A novel finding of this study is that decreased proprioceptive acuity was found to be significantly associated with decreased muscle strength in the affected hip limb. This relationship has not been directly demonstrated in the literature, although others have suggested that perhaps a muscle strength-proprioception interaction is important in predicting functional decline in OA, with muscle weakness having a greater impact in those with poor proprioceptive acuity [40]. Thus, although our observation was in the affected hip alone, perhaps there may be some connection between proprioception and muscle strength that became apparent in the presence of hip pathology at the affected limb but is not yet apparent at the contralateral, unaffected limb, in our model. The physiologic basis for the observed association needs to be better understood and the interactions between these factors need to be further elucidated.

This study also supported the initial hypothesis regarding a significant inverse relationship between proprioceptive acuity and knee loading. Options are that high loading affects joint mechanoreceptors and thereby, proprioception; conversely, poor proprioception could lead to impaired sensory control of the limb during walking, and therefore, increased dynamic joint loads. We previously showed a similar relationship between vibratory perception, another somatosensory measure, and dynamic joint loading [11]. To evaluate this further, interventional studies targeting proprioception may be able to evaluate the resultant effects on joint loads.

This model exploits the use of bilateral limbs in the same individuals and all comparisons are relative. ‘OA-predisposed’ knee does not necessarily refer to predisposed compared to all persons, but relative to the affected limb knee. Further, end-stage knee OA in the contralateral limb is not inevitable among these patients, only that if OA were to develop, it would more likely occur at this contralateral limb relative to the ipsilateral limb.

It is important to note that significant relationships between proprioception, muscle strength, and loading were only observed in the limb with the affected hip. The reasons for the lack of concordance between the limbs are unclear.
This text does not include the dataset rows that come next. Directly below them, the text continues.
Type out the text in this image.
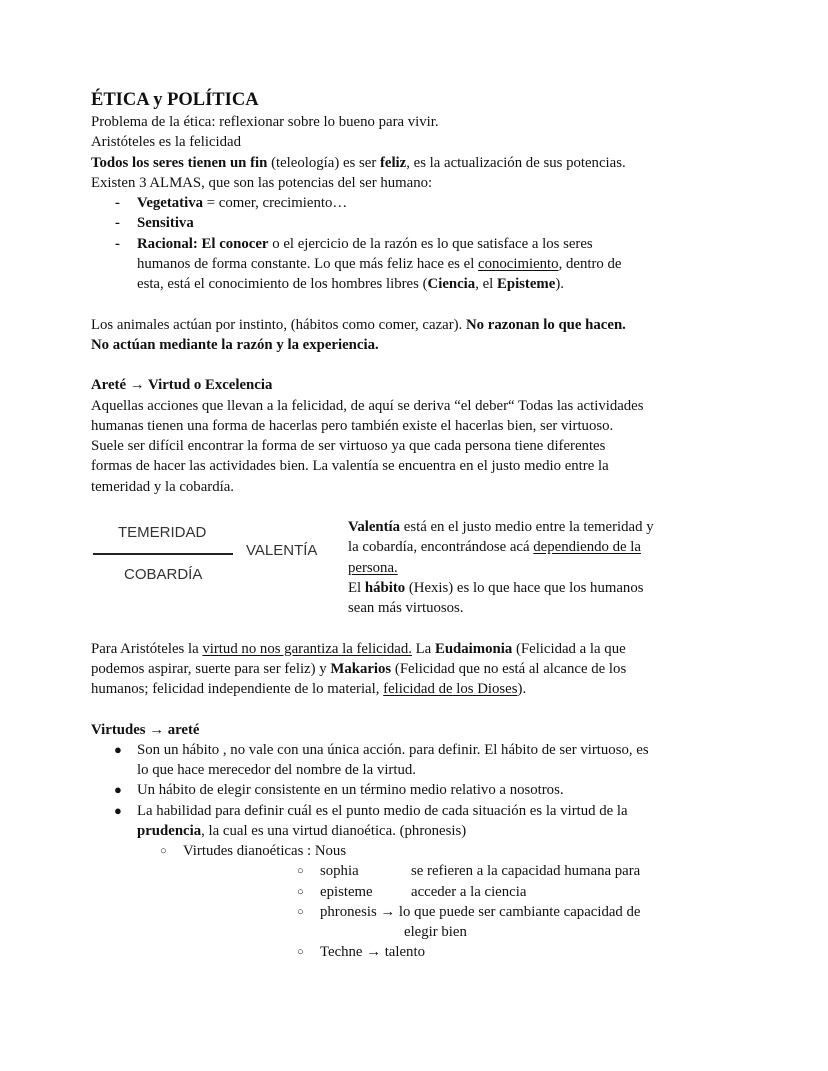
ÉTICA y POLÍTICA
TEMERIDAD
COBARDÍA
VALENTÍA
Problema de la ética: reflexionar sobre lo bueno para vivir.
Aristóteles es la felicidad
Todos los seres tienen un fin (teleología) es ser feliz, es la actualización de sus potencias.
Existen 3 ALMAS, que son las potencias del ser humano:
- Vegetativa = comer, crecimiento…
- Sensitiva
- Racional: El conocer o el ejercicio de la razón es lo que satisface a los seres
humanos de forma constante. Lo que más feliz hace es el conocimiento, dentro de
esta, está el conocimiento de los hombres libres (Ciencia, el Episteme).
Los animales actúan por instinto, (hábitos como comer, cazar). No razonan lo que hacen.
No actúan mediante la razón y la experiencia.
Areté → Virtud o Excelencia
Aquellas acciones que llevan a la felicidad, de aquí se deriva “el deber“ Todas las actividades
humanas tienen una forma de hacerlas pero también existe el hacerlas bien, ser virtuoso.
Suele ser difícil encontrar la forma de ser virtuoso ya que cada persona tiene diferentes
formas de hacer las actividades bien. La valentía se encuentra en el justo medio entre la
temeridad y la cobardía.
Valentía está en el justo medio entre la temeridad y
la cobardía, encontrándose acá dependiendo de la
persona.
El hábito (Hexis) es lo que hace que los humanos
sean más virtuosos.
Para Aristóteles la virtud no nos garantiza la felicidad. La Eudaimonia (Felicidad a la que
podemos aspirar, suerte para ser feliz) y Makarios (Felicidad que no está al alcance de los
humanos; felicidad independiente de lo material, felicidad de los Dioses).
Virtudes → areté
● Son un hábito , no vale con una única acción. para definir. El hábito de ser virtuoso, es
lo que hace merecedor del nombre de la virtud.
● Un hábito de elegir consistente en un término medio relativo a nosotros.
● La habilidad para definir cuál es el punto medio de cada situación es la virtud de la
prudencia, la cual es una virtud dianoética. (phronesis)
○ Virtudes dianoéticas : Nous
○ sophia	se refieren a la capacidad humana para
○ episteme	acceder a la ciencia
○ phronesis → lo que puede ser cambiante capacidad de
elegir bien
○ Techne → talento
We used a clinically relevant definition of knee OA in this study. Several of the participants did have radiographic evidence of structural degeneration in their knees, but based on standard definitions, would be considered ‘asymptomatic’. This is a practical approach since there is a well-known discordance between structural degeneration (so-called radiographic OA) and clinically significant OA, and it is likely that many persons in this age group would have incidental radiographic findings of OA.

Conclusions

This study provided a unique assessment of the role of neuromuscular factors in OA pathogenesis. In unilateral hip OA, this study demonstrates increased muscle strength and greater proprioceptive deficits at the contralateral, ‘OA-predisposed’ knee, suggesting that these OA-related factors are aberrant in the absence of significantly symptomatic disease at the knees. Thus, these risk factors for knee OA are not entirely a consequence of knee pain; it may be prudent to address asymmetries in these factors early in the disease process. Furthermore, this study demonstrated associations between knee proprioception and both knee muscle strength and loading. Since these associations were present at the affected hip limb only, future studies should evaluate potential factors that may contribute to the manifestation of these relationships.